Walkers step out to support Merton Faith in Action Homeless Project

The Merton Interfaith Walk – Saturday 13th April 2024

A report by guide Richard Smart

Well, it was one of those beautiful April days when we set out on our Interfaith walk across Wimbledon.  Gathering at the station we were delighted at the growing numbers as one hundred walkers joined us for the 22,000 steps (approximately ten miles) connecting a variety of faith sites across the borough.

The walk jointly organised by PC Suzanne D’Cruze (Faith Engagement Officer) and Richard Smart a local Blue Badge guide and member of Wimbledon Salvation Army. This walk is now named the Wakefield Wimbledon Walk after the late Rev Andrew Wakefield who was well known for his interfaith work and enthusiasm for the Merton Homeless Project – Faith in Action. His walk celebrated the Summer Olympics (2012), so this was an opportunity to refresh the walk and raise some necessary funds for Merton Faith in Action.

The walkers included two local Councillors ;  the famous prolific walker Revd John Merrill ordained multi-faith minister; Britain’s most prolific walker and guidebook writer. Supported by two community PCs we headed of up the tube to Southfields walking to our first stop the Fazl London  Mosque. Met by Usman Butt the Regional Missionary who guided us around the mosque. The mosque is one of the oldest in the country, a grade 2 listed building opened in 1926. The construction and the purchase of the land financed by the donations of Ahmadi Muslim women in Qadian, Punjab, British India, with support from the British Muslim convert Khalid Sheldrake. The mosque is a blend of classic Mughal architecture and British contemporary styles. The walkers asked many questions which Usman fielded with great skill.

We however had to leave to keep to our schedule walking again through Southfields and eventually up Bathgate Road up Queensmere Road to The Wimbledon Synagogue. Here met by the Rabbi Adrian Schell who with his colleague explained the Jewish faith and community. To great excitement they revealed the rolls of the Torah. These sacred texts being highly prized and respected. We felt particularly welcomed and given refreshments with many of our questions being answered. Extraordinary our number of walkers increased as people caught us up on the walk.

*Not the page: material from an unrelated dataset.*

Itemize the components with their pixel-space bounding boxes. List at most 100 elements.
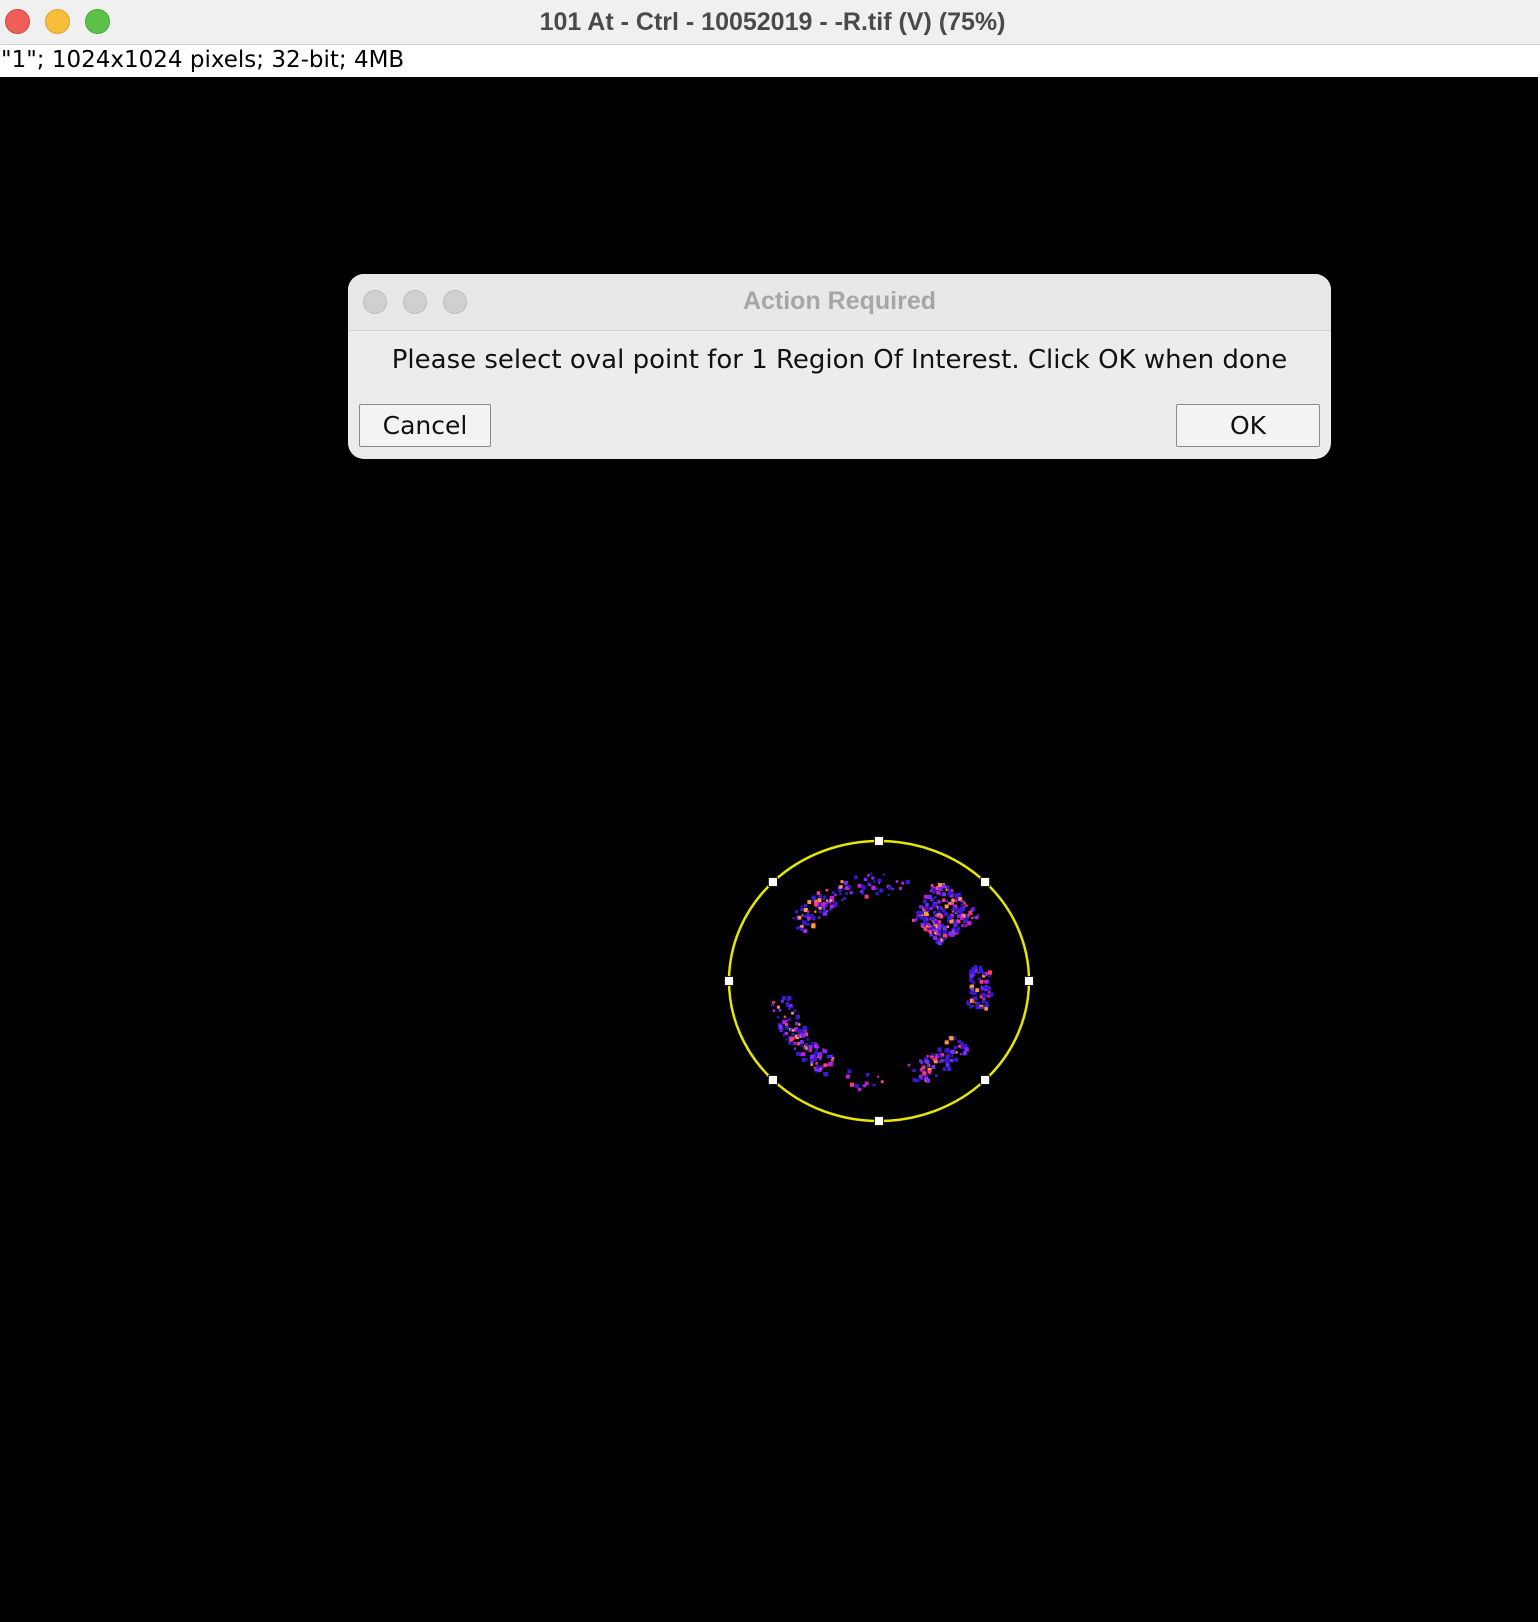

Continuing our walk down Parkside we had a glorious surprise visiting The Apostolic Nunciature to Great Britain thanks to  Fr Andrew Coy. Who invited us into what is colloquially known as the ‘Pope’s house in London.’ Pope John Paul II created the Nunciature to Great Britain in 1982. Pope John Paul II and Pope Benedict XVI stayed at the house during visits to the United Kingdom. The house has a beautiful garden and chapel at which the Pope had prayed.

Well, if that was a treat walking onto Calonne Road we arrived at The Buddhapadipa Temple a Thai Buddhist temple under Royal patronage. The walkers were greeted by the Abbott Ajahn and a monk who referred to himself as Bob. The murals inside the ordination hall were painted by thirty Thai artists over an eight-year period. They employed a contemporary style with visual impact, this was unorthodox for Buddhist imagery; it is now considered a pivotal moment in the development of the neo-traditional style of Thai art. The gardens were peaceful and tranquil.

The walk continued with an uphill stretch along Burghley Road to St Mary’s Wimbledon which crowns the hill. The oldest faith community in Wimbledon dating from the 12th century and probably mentioned in Domesday it is a  very active and beautiful church (grade II listed). Rev Susan Bolen described the layout of the church and the practices of the Anglican Christian faith. A modern brass commemorated the abolitionist William Wilberforce, the anti-slavery campaigner. In the churchyard there is a  large mausoleum to Sir Joseph William Bazalgette, the renowned embankment engineer who designed the London sewer system around 1858. Bazalgette was said to have been the Victorian that saved most lives as his sewage system was adopted internationally. Two great reformers!

The last stop on the walk was the Shree Ganapathy Temple in Effra Road established in the 1980s.The temple emerges from a Wimbledon suburban street, and we were warmly welcome. Over thirty-three of us had made it! We were rewarded with our completion certificates. But we were to have a very well communicated explanation of Hinduism and their celebration of New Year! The samosas were lively and tangy – the best I have ever tasted.

The main deity in the temple is of Lord Ganesha. There are also deities of Goddess Durga (Parvati), Lord Hanuman, Krishna etc. The Sai Mandir was opened in 1981a prayer hall dedicated to Bhagavan Sri Sathya Sai Baba. It was the first fully consecrated Hindu temple in Europe (1981).

The walk was to raise funds for the Merton Homeless Project – Faith in Action (all donations gratefully received!) and over five hundred pounds was raised. We are still counting the donations – so watch this space! Thank you to all involved that made this peaceful and educational walk possible.